Physical symbol manipulation creates one condition for bullshitting: Computers manipulate data without a concern for truth. But computers have no purpose and therefore computers are not bullshitting us.


The second property of information technology that helps explain the volume of the heap of bullshit that the world is struggling with, is this: Over the past 30 years, computers were connected in a world-wide network. Now people anywhere in the world can view the results of computations done anywhere else in the world. The meteoric rise of mobile computing has not helped to reduce the problem. Anyone with a smartphone can browse the results of any computation available online and interpret the results according to their mood and context of the moment.

Computerized data is manipulated in a context-free manner, because all information needed to do the computation is encoded in the physical symbol manipulation rules. Users of the results must provide their own context to interpret the results. They can interpret the data with their own goals and knowledge level, regardless of where, when, how or why the computation was done.

If users don’t care about the meaning of the computation or the truth of the output, only care about the extent to which the output of a computer supports their goal, and keep their goal concealed, then they are bullshitting us in the old-fashioned sense defined by Frankfurt.

But there is a new sense in which they can be bullshitting us. One in which we can also be bullshitting ourselves.

Digital bullshit

People can believe that data produced by a computer is true just because it is produced by a computer and seems to support their opinion. They care about true and false but think that what is true is (1) what is online, (2) believed by many people, and (3) supports their goal. I call this digital bullshit.

World-wide computer and smartphone networks enable entirely new or greatly expanded ecosystems of conspiracy theorists, political manipulators, terrorists and pseudo-experts who use computing devices to collect whatever digital bullshit supports their goal.

A characteristic of digital bullshit is that believers do not point at facts nor use critical analysis to support their statements. Rather, they point at the fact that the data is online and believed by a large group of people. “Surely, 10 billion flies can’t be wrong. Eat shit.”

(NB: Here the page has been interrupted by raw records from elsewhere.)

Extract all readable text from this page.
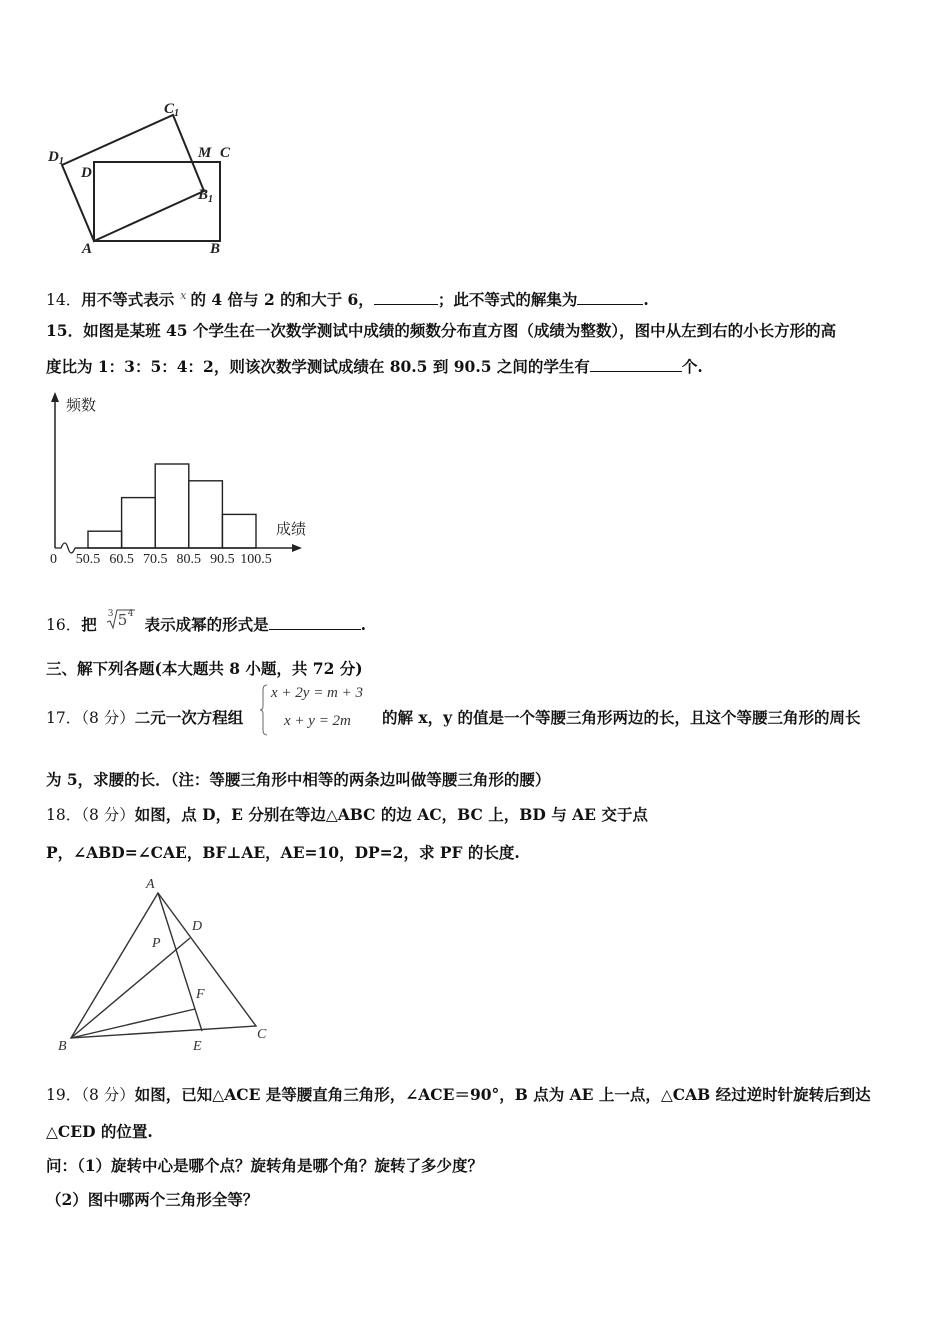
$C_1$
$D_1$
M C
D
$B_1$
A	B
14．用不等式表示 $^x$ 的 4 倍与 2 的和大于 6，	；此不等式的解集为	.
15．如图是某班 45 个学生在一次数学测试中成绩的频数分布直方图（成绩为整数），图中从左到右的小长方形的高
度比为 1：3：5：4：2，则该次数学测试成绩在 80.5 到 90.5 之间的学生有	个.
频数
成绩
0 50.5 60.5 70.5 80.5 90.5 100.5
16．把
3 5 4
表示成幂的形式是	.
三、解下列各题(本大题共 8 小题，共 72 分)
17．（8 分）二元一次方程组
x + 2y = m + 3
x + y = 2m 的解 x，y 的值是一个等腰三角形两边的长，且这个等腰三角形的周长
为 5，求腰的长．（注：等腰三角形中相等的两条边叫做等腰三角形的腰）
18．（8 分）如图，点 D，E 分别在等边△ABC 的边 AC，BC 上，BD 与 AE 交于点
P，∠ABD=∠CAE，BF⊥AE，AE=10，DP=2，求 PF 的长度.
A
D
P
F
B	E
C
19．（8 分）如图，已知△ACE 是等腰直角三角形，∠ACE＝90°，B 点为 AE 上一点，△CAB 经过逆时针旋转后到达
△CED 的位置.
问：（1）旋转中心是哪个点？旋转角是哪个角？旋转了多少度？
（2）图中哪两个三角形全等？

A relatively innocuous example are the relevance algorithms used by social networks and online shops. They do not measure relevance. They count numbers of physical clicks. Assuming that we click only on what is relevant, the number of clicks tells us something about relevance. But without this assumption, we are bullshitting ourselves about what is relevant. Even if 2.5 billion people click on a data item, this does not mean it is relevant.

Similar remarks apply to Friend links on social networks and to online news provision based on preferences measured in terms of numbers of clicks.

For big data analysis this does not need to be a problem, because statistical algorithms can still derive useful information from very large sets of inaccurate data. But it may pose problems for arguments based on a small number of individual data items. Like all data items, they have been physically manipulated by a machine without regard for their truth value. Adding human interpretation and purpose to the output, this may create information bubbles based on digital bullshit.

Now what?

There is nothing we can do about the prevalence of digital bullshit. And there is only one way to deal with it: Don’t contribute digital bullshit yourself.

Two questions suffice to put a brake on your own production of digital bullshit.

  • One: what is the meaning of the data in the real world?
  • Two: Does the computation transform true data in true data?

If you don’t know the answer to these questions, be careful and don’t claim more than you can know.

[1] It was reissued in 2005 by Princeton University Press as an 80-page booklet.